Dass sich die Fahrer von Autos der Marke Mercedes-Benz überlegen fühlen, will der finnische Forscher anhand seiner im „International Journal of Psychology“ erschienenen Studie ebenfalls nachgewiesen haben. Sie hätten außerdem den Drang, ihre Überlegenheit gegenüber anderen zu demonstrieren, so Lönnqvist.

Er führte eine Umfrage mit 1.892 Fahrern aus Finnland durch und kam zu dem Ergebnis, dass durchaus eine Verbindung zwischen dem Fahren von Luxusautos und einem rücksichtslosen Fahrverhalten bestehe. Laut Studie gelte dieser Zusammenhang jedoch ausschließlich für männliche Fahrer.
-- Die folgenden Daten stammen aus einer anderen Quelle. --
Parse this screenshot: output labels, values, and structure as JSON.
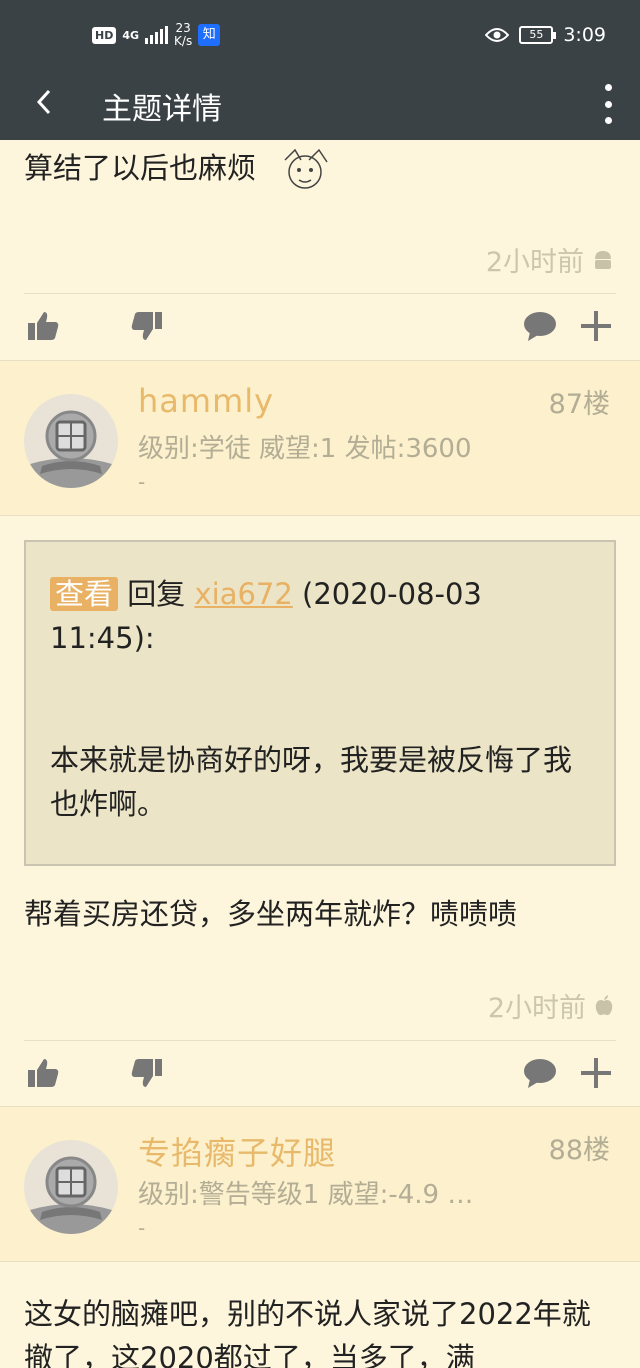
{
  "status_bar": {
    "hd": "HD",
    "network": "4G",
    "speed_value": "23",
    "speed_unit": "K/s",
    "app_badge": "知",
    "battery": "55",
    "time": "3:09"
  },
  "app_bar": {
    "back_icon": "chevron-left-icon",
    "title": "主题详情",
    "more_icon": "more-vertical-icon"
  },
  "post_prev": {
    "text": "算结了以后也麻烦",
    "time": "2小时前",
    "os_icon": "android-icon"
  },
  "post_87": {
    "username": "hammly",
    "meta": "级别:学徒   威望:1   发帖:3600",
    "meta2": "-",
    "floor": "87楼",
    "quote": {
      "tag": "查看",
      "reply_label": "回复",
      "reply_user": "xia672",
      "reply_meta": "(2020-08-03 11:45):",
      "body": "本来就是协商好的呀，我要是被反悔了我也炸啊。"
    },
    "text": "帮着买房还贷，多坐两年就炸？啧啧啧",
    "time": "2小时前",
    "os_icon": "apple-icon"
  },
  "post_88": {
    "username": "专掐瘸子好腿",
    "meta": "级别:警告等级1   威望:-4.9 …",
    "meta2": "-",
    "floor": "88楼",
    "text": "这女的脑瘫吧，别的不说人家说了2022年就撤了，这2020都过了，当多了，满"
  },
  "colors": {
    "bar": "#3b4246",
    "background": "#fdf6dc",
    "header_background": "#fcf1cc",
    "accent": "#e9b164"
  }
}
Übrigens ein in diesem Kontext spannender Fakt: Das Modell Mercedes 600 war bei Diktatoren äußerst beliebt.

Mercedes Benz und der Wohlstand: Nicht nur Problem-Fahrer kaufen die beliebte Marke

Dass alle Fahrer eines Autos der Marken Mercedes-Benz und BMW ein rücksichtsloses und unverantwortliches Verhalten an den Tag legen, bestätigt die Studie aus Helsinki jedoch nicht. Lönnqvist berichtete, dass auch gewissenhafte Männer und Frauen - die organisiert, ehrgeizig und anständig sind, von solchen Fahrzeugen angezogen werden. Als Grund nennt Lönnqvist, dass „das Fahren eines zuverlässigen Autos die Botschaft sendet, dass die Fahrer selbst ebenfalls zuverlässig sind“.

Laut der Studie aus Finnland gibt es zwei Gruppen von Fahrern von Luxusautos. Die einen verwenden Mercedes, Porsche und Co. als Statussymbol, während die anderen die Autos fahren, um als zuverlässig und vertrauenswürdig zu gelten.

Das würde auch für Baden-Württembergs Ministerpräsident Winfried Kretschmann (Grüne) sprechen, der selbst eine S-Klasse von Mercedes-Benz fährt. Das Auto des Regierungschefs erregt immer wieder die Gemüter. Fragt sich nur, zu welchen der zwei Arten von Fahrers aus der Studie Kretschmann gehört.